第3話 静かなる積み重ね
「魔力の流れは“意識の静寂”に従う。焦りや欲望は乱流を生む――か。」
悠真は、図書室の一角。窓際の机に積み上げた魔法書を前に、真剣な目つきでノートを取っていた。
いま彼が通っているのは、《セイリュウ魔導学園・初等部3年》。
基礎課程の最終学年であり、あと数か月後には進級試験と選抜が控えている。
「ここで落ちこぼれたら、上のクラスには進めない……」
進級すれば“実戦演習”が本格化し、魔法使いとしての道が大きく開ける。
でも、悠真は今――最下位の常連。
それでも、彼は諦めなかった。
⸻
「来週の《基礎魔法術演習》、たしか『火種魔法の初歩』だったな。」
ノートに魔法陣の構造を書き写す。火種魔法は、魔力のごく微細な放出と集中を要求する初級魔法。だが、前回の人生ではこれにすら苦戦し続け、教師に見放された。

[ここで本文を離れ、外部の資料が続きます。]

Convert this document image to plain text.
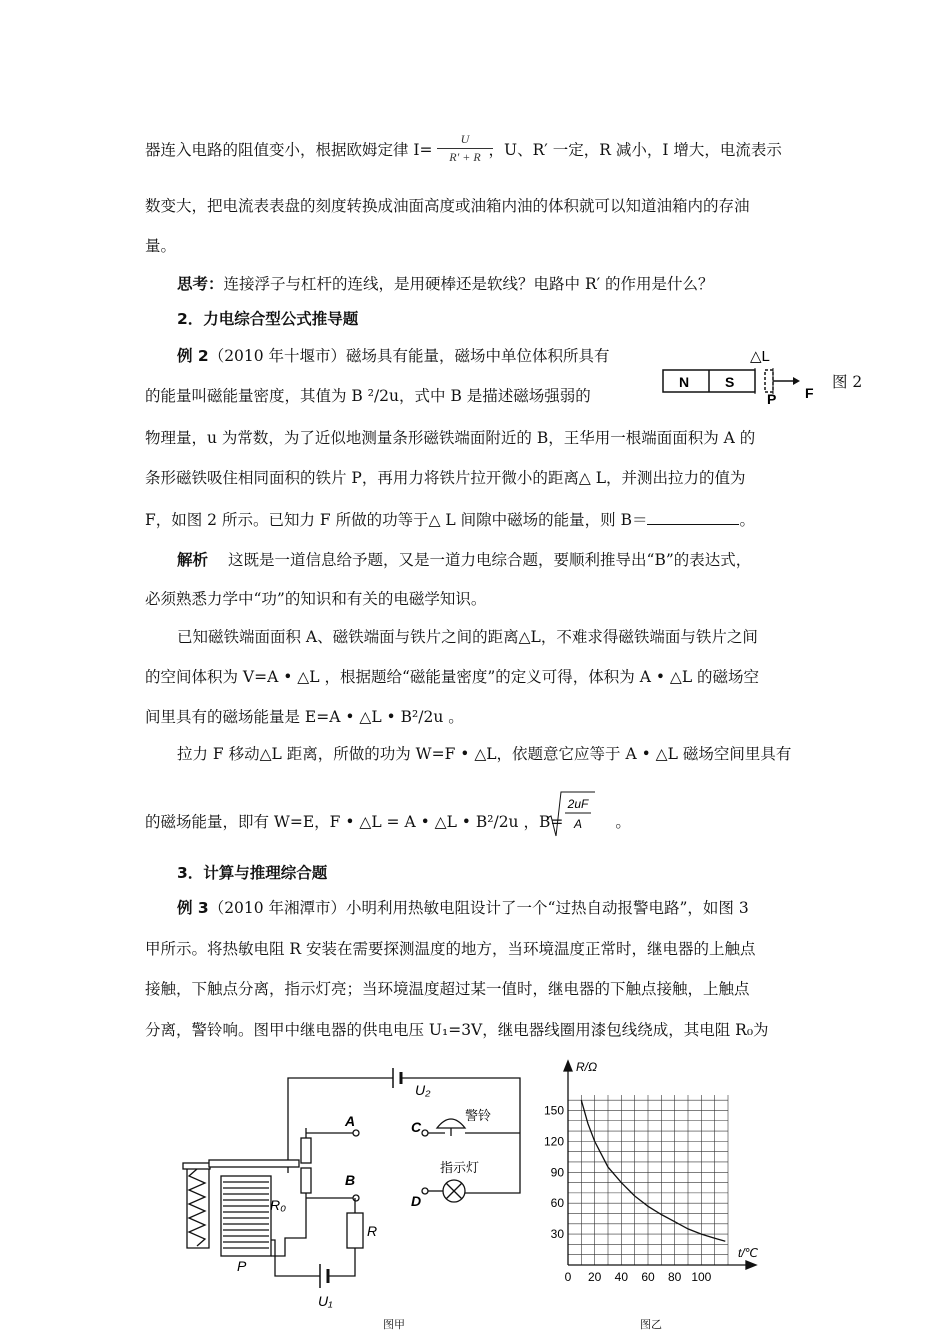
器连入电路的阻值变小，根据欧姆定律 I=	，U、R′ 一定，R 减小，I 增大，电流表示
U
R′ + R
数变大，把电流表表盘的刻度转换成油面高度或油箱内油的体积就可以知道油箱内的存油
量。
思考：连接浮子与杠杆的连线，是用硬棒还是软线？电路中 R′ 的作用是什么？
2．力电综合型公式推导题
例 2（2010 年十堰市）磁场具有能量，磁场中单位体积所具有
的能量叫磁能量密度，其值为 B ²/2u，式中 B 是描述磁场强弱的
物理量，u 为常数，为了近似地测量条形磁铁端面附近的 B，王华用一根端面面积为 A 的
条形磁铁吸住相同面积的铁片 P，再用力将铁片拉开微小的距离△ L，并测出拉力的值为
F，如图 2 所示。已知力 F 所做的功等于△ L 间隙中磁场的能量，则 B＝	。
△L
N	S
F
P
图 2
解析 这既是一道信息给予题，又是一道力电综合题，要顺利推导出“B”的表达式，
必须熟悉力学中“功”的知识和有关的电磁学知识。
已知磁铁端面面积 A、磁铁端面与铁片之间的距离△L，不难求得磁铁端面与铁片之间
的空间体积为 V=A • △L ，根据题给“磁能量密度”的定义可得，体积为 A • △L 的磁场空
间里具有的磁场能量是 E=A • △L • B²/2u 。
拉力 F 移动△L 距离，所做的功为 W=F • △L，依题意它应等于 A • △L 磁场空间里具有
的磁场能量，即有 W=E，F • △L = A • △L • B²/2u ，B=	。
2uF
A
3．计算与推理综合题
例 3（2010 年湘潭市）小明利用热敏电阻设计了一个“过热自动报警电路”，如图 3
甲所示。将热敏电阻 R 安装在需要探测温度的地方，当环境温度正常时，继电器的上触点
接触，下触点分离，指示灯亮；当环境温度超过某一值时，继电器的下触点接触，上触点
分离，警铃响。图甲中继电器的供电电压 U₁=3V，继电器线圈用漆包线绕成，其电阻 R₀为
U₂
A
B
C
D
警铃
指示灯
R₀
R
P
U₁
图甲
0 20 40 60 80 100
30
60
90
120
150
R/Ω
t/℃
图乙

「出す前に“貯める”。魔力は水じゃない、気流のように巡らせるんだ。」
彼はそっと息を吐き、指先に魔力を集中させる。
ぱっ――
人差し指の先に、わずかな火花が灯った。
「……できた。」
たったこれだけでも、悠真にとっては初めて“意図して”成功させた魔法だった。
⸻
彼のノートには、びっしりと手書きの図解とメモが積み重ねられていた。
・魔法陣の改良案(未来の応用問題を先取り)
・教師が言っていた“コツ”の再整理
・過去の失敗パターンと、その修正プロセス
未来の知識を活かしつつも、再現のために必要な「反復」と「検証」を欠かさない。
彼のチートは、“努力できる記憶”だった。
⸻
◆そして、誰かが見ていた
図書室の奥。棚の陰から、ひとりの少女が静かに様子をうかがっていた。
綾乃――同じクラスで、常に成績上位をキープしている優等生。
ここ数日、毎日のように同じ場所で勉強を続けている悠真が、ふと気になっていた。
(……あれが落ちこぼれ?とても、そうは見えない。)
まだ声をかけるほどではない。けれど、彼女の中に小さな“違和感”と、“興味”が芽生えつつあった。
⸻
その夜、悠真は教科書とノートを抱えて、人気のない通学路を歩いていた。
体は重く、目はしょぼしょぼしている。
でも、心は静かに燃えていた。
「小さくても、前に進めてる。」
誰にもまだ、認められてはいない。
けれど今は、再出発の準備期間。
「次こそ、最下位じゃない自分になる。」
タイムリープがくれたのは、“もう一度、学び直す時間”だった。